Expulser la sénégalaise serait ainsi un affront diplomatique dans la mesure où l’Etat français remettrait en cause l’authenticité et le bien fondé des actes d’état civil délivrés par un gouvernement souverain. Ce qui, au surplus, serait même une violation du droit français : l’article 47 du code civil français accorde une force probante aux actes d’état civil étrangers, et les consulats français vérifient scrupuleusement si un acte de mariage étranger n’est pas apocryphe ou complaisant, avant de procéder à sa transcription dans l’état civil français.
Il s’en suit que la négation de la valeur du mariage de la sénégalaise est une atteinte à la souveraineté de l’Etat sénégalais. En réaction à ce mépris diplomatique, le Sénégal pourrait nier toute valeur aux mariages des français (e) avec des sénégalais (e). Il pourrait même créer une loi pour incriminer les vieux et vielles françaises qui s’unissent frivolement avec de belles tigresses ou de bels étalons noirs pour se rajeunir sexuellement dans des stations touristiques comme Mbour, Saly, Cap Skiring ou Saint-Louis.
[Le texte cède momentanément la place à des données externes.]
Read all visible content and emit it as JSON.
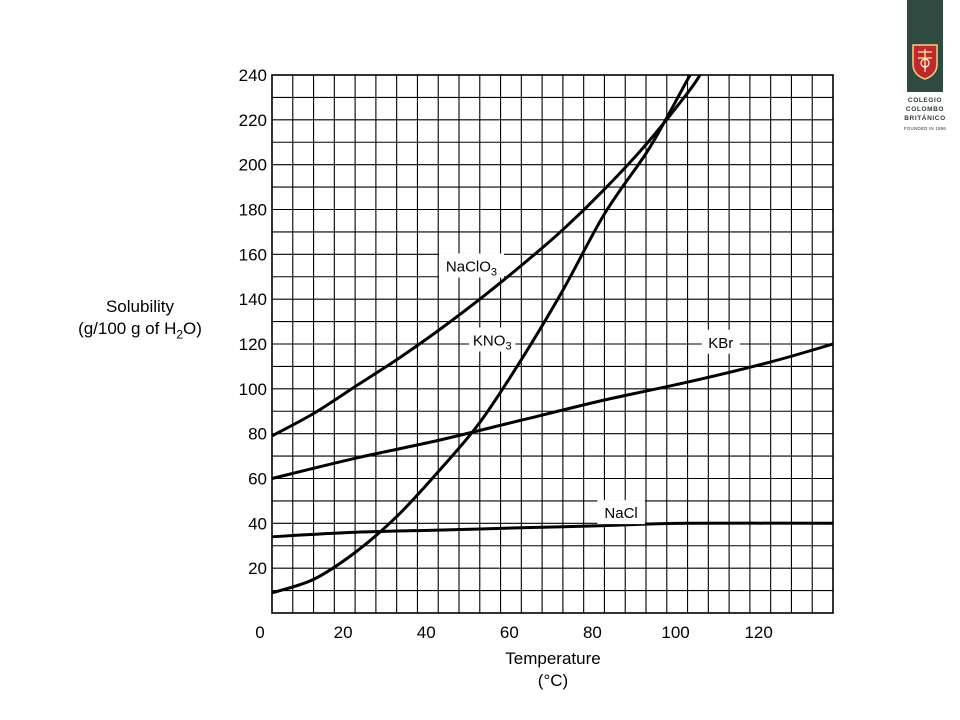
{
  "chart_data": {
    "type": "line",
    "xlabel": "Temperature",
    "xunit": "(°C)",
    "ylabel_line1": "Solubility",
    "ylabel_line2_pre": "(g/100 g of H",
    "ylabel_line2_sub": "2",
    "ylabel_line2_post": "O)",
    "xlim": [
      0,
      135
    ],
    "ylim": [
      0,
      240
    ],
    "x_ticks": [
      0,
      20,
      40,
      60,
      80,
      100,
      120
    ],
    "y_ticks": [
      20,
      40,
      60,
      80,
      100,
      120,
      140,
      160,
      180,
      200,
      220,
      240
    ],
    "x_grid_step": 5,
    "y_grid_step": 10,
    "grid": true,
    "series": [
      {
        "name": "NaClO3",
        "label_main": "NaClO",
        "label_sub": "3",
        "points": [
          [
            0,
            79
          ],
          [
            10,
            89
          ],
          [
            20,
            101
          ],
          [
            30,
            113
          ],
          [
            40,
            126
          ],
          [
            50,
            140
          ],
          [
            60,
            155
          ],
          [
            70,
            171
          ],
          [
            80,
            189
          ],
          [
            90,
            209
          ],
          [
            100,
            232
          ],
          [
            103,
            240
          ]
        ]
      },
      {
        "name": "KNO3",
        "label_main": "KNO",
        "label_sub": "3",
        "points": [
          [
            0,
            9
          ],
          [
            10,
            15
          ],
          [
            20,
            27
          ],
          [
            30,
            43
          ],
          [
            40,
            63
          ],
          [
            50,
            85
          ],
          [
            60,
            113
          ],
          [
            70,
            144
          ],
          [
            80,
            178
          ],
          [
            90,
            205
          ],
          [
            95,
            221
          ],
          [
            100,
            238
          ],
          [
            101,
            241
          ]
        ]
      },
      {
        "name": "KBr",
        "label_main": "KBr",
        "label_sub": "",
        "points": [
          [
            0,
            60
          ],
          [
            20,
            69
          ],
          [
            40,
            77
          ],
          [
            60,
            86
          ],
          [
            80,
            95
          ],
          [
            100,
            103
          ],
          [
            120,
            112
          ],
          [
            135,
            120
          ]
        ]
      },
      {
        "name": "NaCl",
        "label_main": "NaCl",
        "label_sub": "",
        "points": [
          [
            0,
            34
          ],
          [
            20,
            36
          ],
          [
            40,
            37
          ],
          [
            60,
            38
          ],
          [
            80,
            39
          ],
          [
            100,
            40
          ],
          [
            135,
            40
          ]
        ]
      }
    ],
    "labels": [
      {
        "series": "NaClO3",
        "x": 48,
        "y": 155
      },
      {
        "series": "KNO3",
        "x": 53,
        "y": 122
      },
      {
        "series": "KBr",
        "x": 108,
        "y": 121
      },
      {
        "series": "NaCl",
        "x": 84,
        "y": 45
      }
    ]
  },
  "logo": {
    "line1": "COLEGIO",
    "line2": "COLOMBO",
    "line3": "BRITÁNICO",
    "line4": "FOUNDED IN 1956",
    "bar_color": "#2f4a40",
    "shield_color": "#c0282e"
  }
}
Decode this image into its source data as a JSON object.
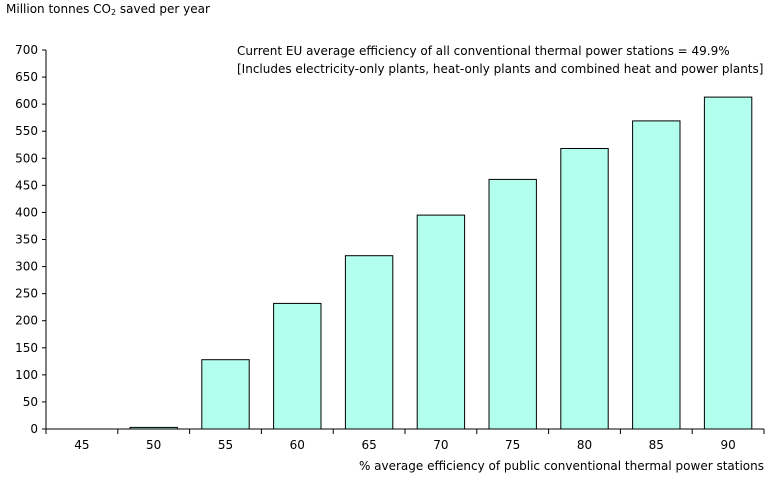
{
  "chart_data": {
    "type": "bar",
    "ylabel": {
      "pre": "Million tonnes CO",
      "sub": "2",
      "post": " saved per year"
    },
    "xlabel": "% average efficiency of public conventional thermal power stations",
    "annotations": [
      "Current EU average efficiency of all conventional thermal power stations = 49.9%",
      "[Includes electricity-only plants, heat-only plants and combined heat and power plants]"
    ],
    "categories": [
      "45",
      "50",
      "55",
      "60",
      "65",
      "70",
      "75",
      "80",
      "85",
      "90"
    ],
    "values": [
      0,
      3,
      128,
      232,
      320,
      395,
      461,
      518,
      569,
      613
    ],
    "ylim": [
      0,
      700
    ],
    "yticks": [
      0,
      50,
      100,
      150,
      200,
      250,
      300,
      350,
      400,
      450,
      500,
      550,
      600,
      650,
      700
    ],
    "grid": false,
    "bar_color": "#b3ffee"
  }
}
Cela pourrait se traduire par la création d’un délit de « mariage rose » pour contrer celui de « mariage gris » appliqué de fait aux étrangers par la France. Dans les relations internationales, il faut parfois savoir répondre au coup de l’âne par un autre coup d’âne. En termes plus diplomatiques, les ressortissants d’un Etat ne seront jamais respectés à l’étranger si leur gouvernement ne sait pas user de la réciprocité pour rééquilibrer le commerce juridique international. L’Etat sénégalais (la présidence, le ministre des affaires étrangères et des sénégalais de l’extérieur, les consulats du Sénégal en France) ont le devoir de prendre en main le cas de cette jeune fille. D’autant plus que chaque sénégalais ou africain en France peut brandir sa pancarte avec la mention « JE SUIS PAULINE ».